On the other hand, when managing people, I have come to realize that being a woman leading a team comes with its set of pre-conceived expectations. If you’re in the right, you’re too tough, if you know what you want, you are too demanding. 

However I was also supported by men or women who believed in TheCreative9, who led big or small brands and truly believed in the work we did, I am also a woman who was supported by team members who saw no gender but only a common goal to work hard and do good. These are the real ambassadors of TheCreative9. 


 

LBB> Bearing in mind all these lessons you learnt through moving the Middle East and in the creative industry, also the challenges that Lebanon is facing as well, what does it take to stay resilient? What does it take to keep being creative and to keep being inspired?



Rola> I love this question. I don't think it's a formula. I think it takes a lot of drive that comes from within. It takes a lot of passion.
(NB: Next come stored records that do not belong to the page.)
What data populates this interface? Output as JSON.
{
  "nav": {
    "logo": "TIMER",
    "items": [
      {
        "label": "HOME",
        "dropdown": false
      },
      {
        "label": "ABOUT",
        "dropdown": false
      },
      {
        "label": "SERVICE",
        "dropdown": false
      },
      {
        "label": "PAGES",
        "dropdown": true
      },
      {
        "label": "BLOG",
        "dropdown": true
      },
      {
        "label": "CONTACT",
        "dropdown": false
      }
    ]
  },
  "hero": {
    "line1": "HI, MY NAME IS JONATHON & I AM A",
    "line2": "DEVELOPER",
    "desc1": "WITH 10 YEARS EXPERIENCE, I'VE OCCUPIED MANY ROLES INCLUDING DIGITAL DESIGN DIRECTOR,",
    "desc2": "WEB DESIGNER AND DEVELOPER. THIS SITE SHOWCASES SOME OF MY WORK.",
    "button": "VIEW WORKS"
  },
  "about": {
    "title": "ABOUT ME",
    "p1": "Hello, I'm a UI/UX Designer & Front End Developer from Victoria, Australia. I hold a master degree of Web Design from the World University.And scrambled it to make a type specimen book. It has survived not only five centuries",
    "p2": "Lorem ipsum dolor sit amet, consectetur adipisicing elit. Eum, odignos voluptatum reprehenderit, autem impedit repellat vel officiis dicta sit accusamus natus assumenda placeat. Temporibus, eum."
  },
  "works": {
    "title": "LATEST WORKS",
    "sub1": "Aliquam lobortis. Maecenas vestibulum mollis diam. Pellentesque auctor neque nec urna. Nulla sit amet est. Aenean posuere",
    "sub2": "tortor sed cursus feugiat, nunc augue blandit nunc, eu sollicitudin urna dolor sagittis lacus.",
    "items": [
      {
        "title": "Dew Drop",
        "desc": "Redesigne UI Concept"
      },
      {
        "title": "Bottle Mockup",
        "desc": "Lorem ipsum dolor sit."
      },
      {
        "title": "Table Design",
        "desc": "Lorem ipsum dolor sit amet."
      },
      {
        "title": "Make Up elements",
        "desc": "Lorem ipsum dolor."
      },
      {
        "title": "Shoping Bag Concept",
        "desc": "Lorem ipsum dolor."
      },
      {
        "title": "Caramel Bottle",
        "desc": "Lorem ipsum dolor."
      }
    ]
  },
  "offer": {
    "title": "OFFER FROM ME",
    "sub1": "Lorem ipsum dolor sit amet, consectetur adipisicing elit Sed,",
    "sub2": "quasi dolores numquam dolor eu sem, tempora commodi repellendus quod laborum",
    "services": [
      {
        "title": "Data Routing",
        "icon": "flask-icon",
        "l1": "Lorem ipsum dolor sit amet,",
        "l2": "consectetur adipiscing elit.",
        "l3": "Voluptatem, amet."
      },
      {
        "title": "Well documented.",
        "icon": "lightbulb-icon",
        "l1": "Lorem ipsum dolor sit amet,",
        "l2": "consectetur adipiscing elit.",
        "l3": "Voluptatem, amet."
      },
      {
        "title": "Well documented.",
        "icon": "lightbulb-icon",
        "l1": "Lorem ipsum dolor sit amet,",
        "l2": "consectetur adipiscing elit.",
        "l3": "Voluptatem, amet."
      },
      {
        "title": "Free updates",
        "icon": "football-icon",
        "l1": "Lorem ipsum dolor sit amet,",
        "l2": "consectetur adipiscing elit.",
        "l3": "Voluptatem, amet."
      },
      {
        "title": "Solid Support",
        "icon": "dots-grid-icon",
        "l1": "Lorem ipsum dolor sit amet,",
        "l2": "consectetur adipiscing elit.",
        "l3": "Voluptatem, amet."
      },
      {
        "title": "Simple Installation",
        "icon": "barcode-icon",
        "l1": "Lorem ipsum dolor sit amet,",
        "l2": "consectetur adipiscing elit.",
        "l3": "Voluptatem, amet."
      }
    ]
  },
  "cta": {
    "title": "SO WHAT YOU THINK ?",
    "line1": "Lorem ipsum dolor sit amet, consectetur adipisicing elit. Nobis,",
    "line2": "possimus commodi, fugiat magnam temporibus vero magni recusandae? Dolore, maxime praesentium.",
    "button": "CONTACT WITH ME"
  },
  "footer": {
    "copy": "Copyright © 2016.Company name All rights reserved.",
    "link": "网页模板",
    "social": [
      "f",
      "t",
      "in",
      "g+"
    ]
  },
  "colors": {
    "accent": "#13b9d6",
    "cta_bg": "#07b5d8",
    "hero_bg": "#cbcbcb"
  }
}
If you really love what you do, you will find it in you to keep on moving. Even when it’s really tough to do so.

I saw my world fall apart in front of my eyes during the Beirut Port explosion. I was at the office. Everything blew up around me. Me and my team were on the floor screaming. And I remember thinking “Everything you built can disappear in a second.” I had a moment of despair where I felt like I couldn't keep going. That's it, I've tried to navigate all the hurdles, but now I give up. And you know what, just a week or two later, I was up on my feet doing what I do and pushing forward and continuing with the work.

I think, at the heart of it, it’s not really about the business aspect of things since advertising is rarely very lucrative. It’s about the passion and the love for the work that we do, and the fact that we can positively impact the communication of brands, and the lives of consumers.